Where does backpropagation start from in a YOLO algorithm?

So, I know that in a YOLO algorithm, the ConvNet first outputs, what are the predicted values of the model. For the sake of clarity, lets say we have an image 608x608x3, and we get the output in the shape 19x19x5x85. In this final output, the model predicts the values of y. This is the first part and complete forward pass through the network.

Now in the YOLO algorithm, the model goes on from here, filtering this output and applying non-max suppression, which gives the final output of YOLO algorithm.

My question here is… does the model stop after the first part, and starts performing backpropagation, updating parameters? Or does the model starts performing backpropagation after going through all the steps of non-max suppression, until the final output of YOLO algorithm?

It has been sometime I have read about YOLO but as far as my understanding goes, the backpropagation happens before non-max suppression, right at the point when you find the initial labels and zones of interest.

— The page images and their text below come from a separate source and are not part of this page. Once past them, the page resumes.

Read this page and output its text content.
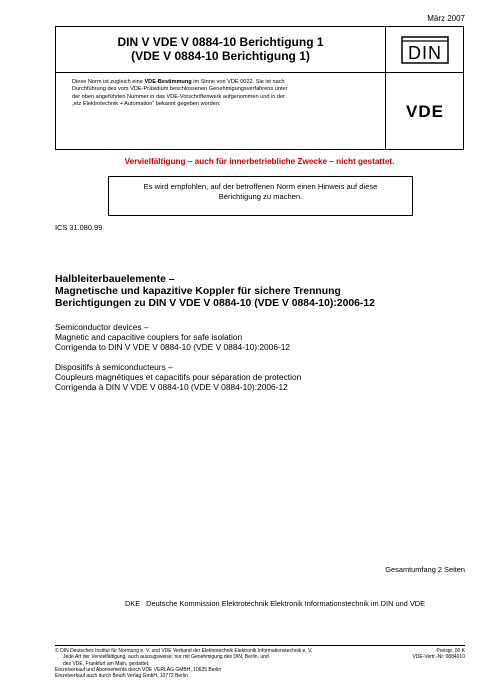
März 2007
DIN V VDE V 0884-10 Berichtigung 1
(VDE V 0884-10 Berichtigung 1)	DIN
Diese Norm ist zugleich eine VDE-Bestimmung im Sinne von VDE 0022. Sie ist nach
Durchführung des vom VDE-Präsidium beschlossenen Genehmigungsverfahrens unter
der oben angeführten Nummer in das VDE-Vorschriftenwerk aufgenommen und in der
„etz Elektrotechnik + Automation“ bekannt gegeben worden.	VDE
Vervielfältigung – auch für innerbetriebliche Zwecke – nicht gestattet.
Es wird empfohlen, auf der betroffenen Norm einen Hinweis auf diese
Berichtigung zu machen.
ICS 31.080.99
Halbleiterbauelemente –
Magnetische und kapazitive Koppler für sichere Trennung
Berichtigungen zu DIN V VDE V 0884-10 (VDE V 0884-10):2006-12
Semiconductor devices –
Magnetic and capacitive couplers for safe isolation
Corrigenda to DIN V VDE V 0884-10 (VDE V 0884-10):2006-12
Dispositifs à semiconducteurs –
Coupleurs magnétiques et capacitifs pour séparation de protection
Corrigenda à DIN V VDE V 0884-10 (VDE V 0884-10):2006-12
Gesamtumfang 2 Seiten
DKE Deutsche Kommission Elektrotechnik Elektronik Informationstechnik im DIN und VDE
© DIN Deutsches Institut für Normung e. V. und VDE Verband der Elektrotechnik Elektronik Informationstechnik e. V.
Jede Art der Vervielfältigung, auch auszugsweise, nur mit Genehmigung des DIN, Berlin, und
des VDE, Frankfurt am Main, gestattet.
Einzelverkauf und Abonnements durch VDE VERLAG GMBH, 10625 Berlin
Einzelverkauf auch durch Beuth Verlag GmbH, 10772 Berlin
Preisgr. 00 K
VDE-Vertr.-Nr. 0884010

Then after you found then some post processing can be done like non-max suppression.

@gent.spah has it right. Backpropagation is part of training, NMS occurs during operational use. During training, you have access to ground truth for each object and detector. Within the loss function, you iteratively compare ground truth to prediction, compute loss, and use backprop to minimize loss. False positive “Duplicate” predictions are dealt with through this process: penalizing mistakes in favor of correct predictions. NMS is run after a forward propagation only during operational use, when ground truth is not available, as a means of suppressing false positives. HTH

ps: it’s a nuance but important to note that for the implementation of YOLO v2 used in this class, the final layer does not use activation functions in the network forward propagation. Instead, the activation functions are applied separately so that different functions can be applied to the different elements of the predictions. Specifically, the shape predictions apply the exponential function to the predicted value, not the sigmoid.

What @ai_curious says is right, he is the expert of YOLO :grin:. Long time hope you are doing well!